Question

A body covers $200\,cm$ in the first 2 second and $220\,cm$ in the next 4 seconds. What is the velocity of the body at the end of ${7^{th}}$ second.
A. $40\,cm/s$
B. $20\,cm/s$
C. $10\,cm/s$
D. $5\,cm/s$

Answer 1

Hint-
For solving this question, we can use the equation of motion, $v = u + at$ to find the final velocity v. But the value of initial velocity and acceleration is not given.
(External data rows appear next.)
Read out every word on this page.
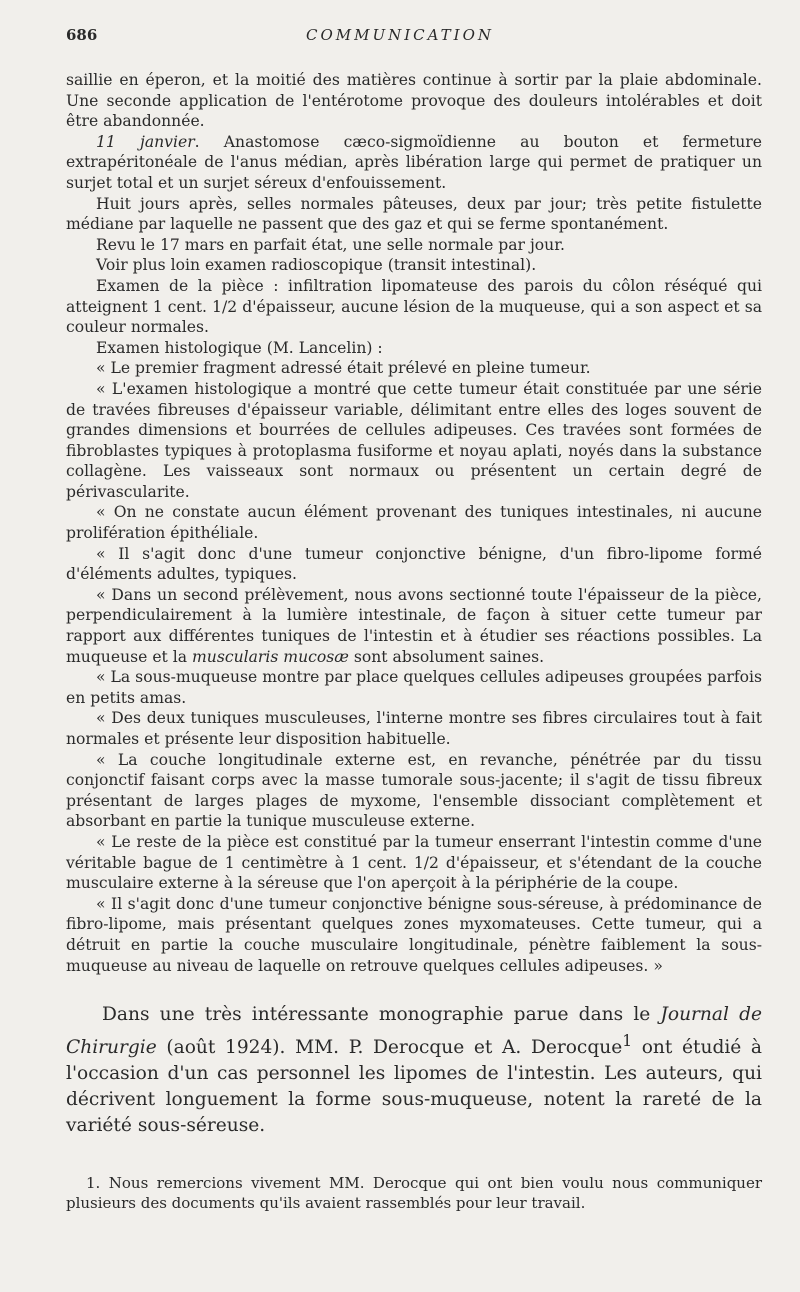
686	COMMUNICATION

saillie en éperon, et la moitié des matières continue à sortir par la plaie abdominale. Une seconde application de l'entérotome provoque des douleurs intolérables et doit être abandonnée.

11 janvier. Anastomose cæco-sigmoïdienne au bouton et fermeture extrapéritonéale de l'anus médian, après libération large qui permet de pratiquer un surjet total et un surjet séreux d'enfouissement.

Huit jours après, selles normales pâteuses, deux par jour; très petite fistulette médiane par laquelle ne passent que des gaz et qui se ferme spontanément.

Revu le 17 mars en parfait état, une selle normale par jour.

Voir plus loin examen radioscopique (transit intestinal).

Examen de la pièce : infiltration lipomateuse des parois du côlon réséqué qui atteignent 1 cent. 1/2 d'épaisseur, aucune lésion de la muqueuse, qui a son aspect et sa couleur normales.

Examen histologique (M. Lancelin) :

« Le premier fragment adressé était prélevé en pleine tumeur.

« L'examen histologique a montré que cette tumeur était constituée par une série de travées fibreuses d'épaisseur variable, délimitant entre elles des loges souvent de grandes dimensions et bourrées de cellules adipeuses. Ces travées sont formées de fibroblastes typiques à protoplasma fusiforme et noyau aplati, noyés dans la substance collagène. Les vaisseaux sont normaux ou présentent un certain degré de périvascularite.

« On ne constate aucun élément provenant des tuniques intestinales, ni aucune prolifération épithéliale.

« Il s'agit donc d'une tumeur conjonctive bénigne, d'un fibro-lipome formé d'éléments adultes, typiques.

« Dans un second prélèvement, nous avons sectionné toute l'épaisseur de la pièce, perpendiculairement à la lumière intestinale, de façon à situer cette tumeur par rapport aux différentes tuniques de l'intestin et à étudier ses réactions possibles. La muqueuse et la muscularis mucosæ sont absolument saines.

« La sous-muqueuse montre par place quelques cellules adipeuses groupées parfois en petits amas.

« Des deux tuniques musculeuses, l'interne montre ses fibres circulaires tout à fait normales et présente leur disposition habituelle.

« La couche longitudinale externe est, en revanche, pénétrée par du tissu conjonctif faisant corps avec la masse tumorale sous-jacente; il s'agit de tissu fibreux présentant de larges plages de myxome, l'ensemble dissociant complètement et absorbant en partie la tunique musculeuse externe.

« Le reste de la pièce est constitué par la tumeur enserrant l'intestin comme d'une véritable bague de 1 centimètre à 1 cent. 1/2 d'épaisseur, et s'étendant de la couche musculaire externe à la séreuse que l'on aperçoit à la périphérie de la coupe.

« Il s'agit donc d'une tumeur conjonctive bénigne sous-séreuse, à prédominance de fibro-lipome, mais présentant quelques zones myxomateuses. Cette tumeur, qui a détruit en partie la couche musculaire longitudinale, pénètre faiblement la sous-muqueuse au niveau de laquelle on retrouve quelques cellules adipeuses. »

Dans une très intéressante monographie parue dans le Journal de Chirurgie (août 1924). MM. P. Derocque et A. Derocque$^1$ ont étudié à l'occasion d'un cas personnel les lipomes de l'intestin. Les auteurs, qui décrivent longuement la forme sous-muqueuse, notent la rareté de la variété sous-séreuse.

1. Nous remercions vivement MM. Derocque qui ont bien voulu nous communiquer plusieurs des documents qu'ils avaient rassemblés pour leur travail.
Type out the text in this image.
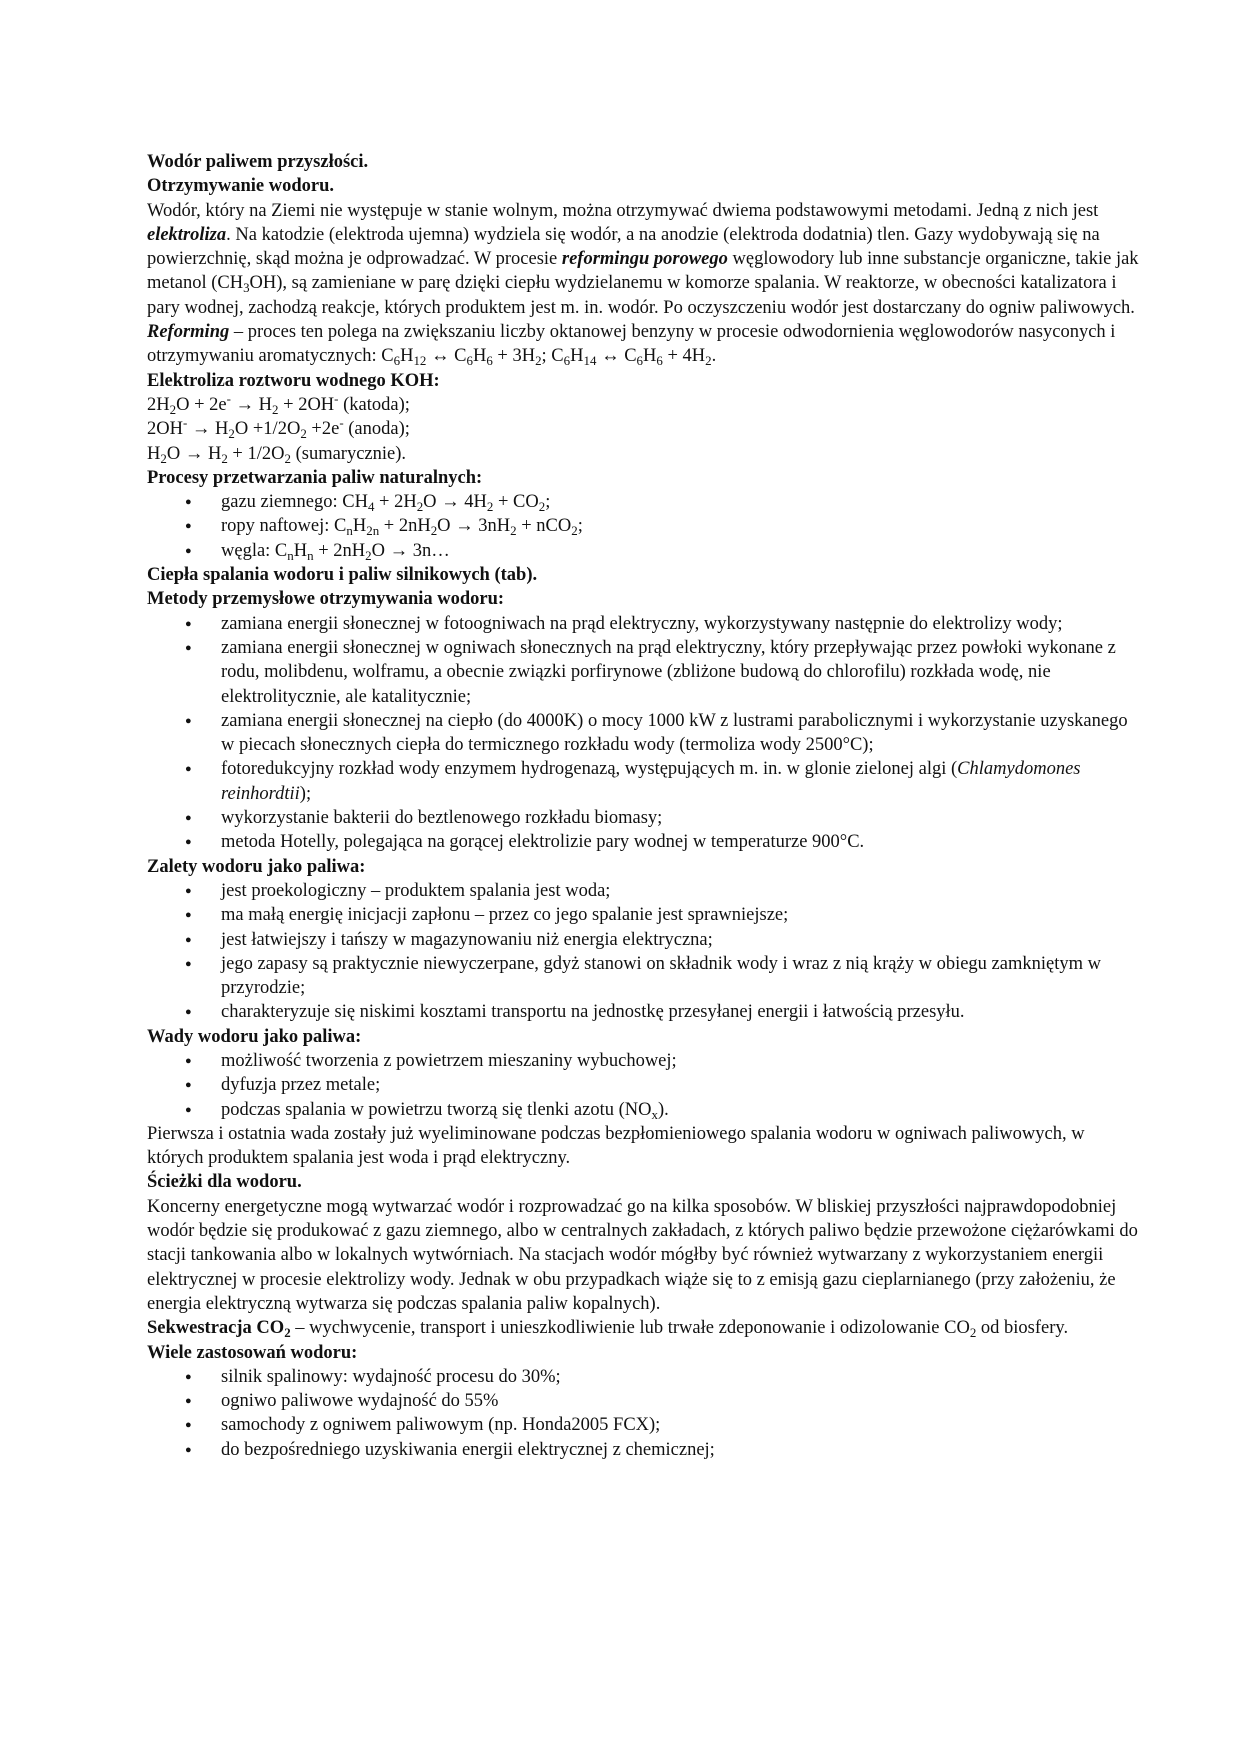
Wodór paliwem przyszłości.

Otrzymywanie wodoru.

Wodór, który na Ziemi nie występuje w stanie wolnym, można otrzymywać dwiema podstawowymi metodami. Jedną z nich jest elektroliza. Na katodzie (elektroda ujemna) wydziela się wodór, a na anodzie (elektroda dodatnia) tlen. Gazy wydobywają się na powierzchnię, skąd można je odprowadzać. W procesie reformingu porowego węglowodory lub inne substancje organiczne, takie jak metanol $(CH_3OH)$, są zamieniane w parę dzięki ciepłu wydzielanemu w komorze spalania. W reaktorze, w obecności katalizatora i pary wodnej, zachodzą reakcje, których produktem jest m. in. wodór. Po oczyszczeniu wodór jest dostarczany do ogniw paliwowych.

Reforming – proces ten polega na zwiększaniu liczby oktanowej benzyny w procesie odwodornienia węglowodorów nasyconych i otrzymywaniu aromatycznych: $C_6H_{12}$ ↔ $C_6H_6 + 3H_2$; $C_6H_{14}$ ↔ $C_6H_6 + 4H_2$.

Elektroliza roztworu wodnego KOH:

$2H_2O + 2e^- \to H_2 + 2OH^-$ (katoda);

$2OH^- \to H_2O +1/2O_2 +2e^-$ (anoda);

$H_2O \to H_2 + 1/2O_2$ (sumarycznie).

Procesy przetwarzania paliw naturalnych:

● gazu ziemnego: $CH_4 + 2H_2O \to 4H_2 + CO_2$;
● ropy naftowej: $C_nH_{2n} + 2nH_2O \to 3nH_2 + nCO_2$;
● węgla: $C_nH_n + 2nH_2O$ → 3n…

Ciepła spalania wodoru i paliw silnikowych (tab).

Metody przemysłowe otrzymywania wodoru:

● zamiana energii słonecznej w fotoogniwach na prąd elektryczny, wykorzystywany następnie do elektrolizy wody;
● zamiana energii słonecznej w ogniwach słonecznych na prąd elektryczny, który przepływając przez powłoki wykonane z rodu, molibdenu, wolframu, a obecnie związki porfirynowe (zbliżone budową do chlorofilu) rozkłada wodę, nie elektrolitycznie, ale katalitycznie;
● zamiana energii słonecznej na ciepło (do 4000K) o mocy 1000 kW z lustrami parabolicznymi i wykorzystanie uzyskanego w piecach słonecznych ciepła do termicznego rozkładu wody (termoliza wody 2500°C);
● fotoredukcyjny rozkład wody enzymem hydrogenazą, występujących m. in. w glonie zielonej algi (Chlamydomones reinhordtii);
● wykorzystanie bakterii do beztlenowego rozkładu biomasy;
● metoda Hotelly, polegająca na gorącej elektrolizie pary wodnej w temperaturze 900°C.

Zalety wodoru jako paliwa:

● jest proekologiczny – produktem spalania jest woda;
● ma małą energię inicjacji zapłonu – przez co jego spalanie jest sprawniejsze;
● jest łatwiejszy i tańszy w magazynowaniu niż energia elektryczna;
● jego zapasy są praktycznie niewyczerpane, gdyż stanowi on składnik wody i wraz z nią krąży w obiegu zamkniętym w przyrodzie;
● charakteryzuje się niskimi kosztami transportu na jednostkę przesyłanej energii i łatwością przesyłu.

Wady wodoru jako paliwa:

● możliwość tworzenia z powietrzem mieszaniny wybuchowej;
● dyfuzja przez metale;
● podczas spalania w powietrzu tworzą się tlenki azotu $(NO_x)$.

Pierwsza i ostatnia wada zostały już wyeliminowane podczas bezpłomieniowego spalania wodoru w ogniwach paliwowych, w których produktem spalania jest woda i prąd elektryczny.

Ścieżki dla wodoru.

Koncerny energetyczne mogą wytwarzać wodór i rozprowadzać go na kilka sposobów. W bliskiej przyszłości najprawdopodobniej wodór będzie się produkować z gazu ziemnego, albo w centralnych zakładach, z których paliwo będzie przewożone ciężarówkami do stacji tankowania albo w lokalnych wytwórniach. Na stacjach wodór mógłby być również wytwarzany z wykorzystaniem energii elektrycznej w procesie elektrolizy wody. Jednak w obu przypadkach wiąże się to z emisją gazu cieplarnianego (przy założeniu, że energia elektryczną wytwarza się podczas spalania paliw kopalnych).

Sekwestracja $CO_2$ – wychwycenie, transport i unieszkodliwienie lub trwałe zdeponowanie i odizolowanie $CO_2$ od biosfery.

Wiele zastosowań wodoru:

● silnik spalinowy: wydajność procesu do 30%;
● ogniwo paliwowe wydajność do 55%
● samochody z ogniwem paliwowym (np. Honda2005 FCX);
● do bezpośredniego uzyskiwania energii elektrycznej z chemicznej;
For this we can use the second equation of motion
$S = ut + \dfrac{1}{2}a{t^2}$
Where S denotes the distance travelled, u denotes the initial velocity t is the time taken and a is the acceleration.
By writing the equation of distance for the first 2 seconds and first 6 seconds and solving we can find the initial velocity and acceleration.

Step by step solution:
Let the distance travelled in 2 seconds be ${S_1}$ and the distance travelled in the next 4 seconds be ${S_2}$
It is given that the initial distance is $200\,cm$. Therefore,
${S_1} = 200\,cm$
Time ${t_1} = 2\,s$
Distance travelled in next 4 second is given as $220\,cm$ . therefore,
${S_2} = 220\,cm$
${t_2} = 4\,s$
Now we need to find the velocity at the end of ${7^{th}}$ second.
For this let us use the equation of motion.
We know that according to the equation of motion.
$S = ut + \dfrac{1}{2}a{t^2}$
Where S denotes the distance travelled, u denotes the initial velocity t is the time taken and a is the acceleration.
In the first case we can write,
${S_1} = u{t_1} + \dfrac{1}{2}a{t_1}^2$
On substituting the values we get
$200 = u \times 2 + \dfrac{1}{2}a \times 4$
$\Rightarrow 200 = 2u + 2a$
$\Rightarrow 100 = u + a$....................(1)
Now let us write the equation for the total distance travelled in 6 seconds..
c
Time $t = 6\,s$
$S = {S_1} + {S_2} = 200 + 220 = 420\,cm$
On substituting the values given we get ,
$420 = u \times 6 + \dfrac{1}{2}a \times 36$
$\Rightarrow 420 = 6u + 18a$
$\Rightarrow 70 = u + 3a$ …………………...(2)
Now let us solve equation (1) and (2) .
On subtracting equation (2) from equation (1), We get
$30 = - 2a$
$\therefore a = - 15\,cm/{s^2}$
On adding equation 1 and 2 .
$170 = 2u + 4a$
On substitute the value of a we get
$170 = 2u - 60$
$\Rightarrow u = 115\,cm/s$
Using this we can find the velocity at seventh second.
Let us use the first equation of motion.
$v = u + at$
Substitute the value of time as seven . then we get
$v = 115 + - 15 \times 7$
$v = 10\,cm/s$
This is the velocity at seventh second.

So the answer is option C.

Note: Remember to substitute the total distance travelled in the first two second and next four second to get the total distance covered in the first 6 seconds. In the question the distance of the first 2 seconds and next 4 second is given. In order to get the value of initial velocity and acceleration we wrote the equation of motion involving distance for the first two seconds and for the first 6 seconds. Then only we can take the initial velocity to be the same in both equations so that we can solve those equations to get the value of initial velocity.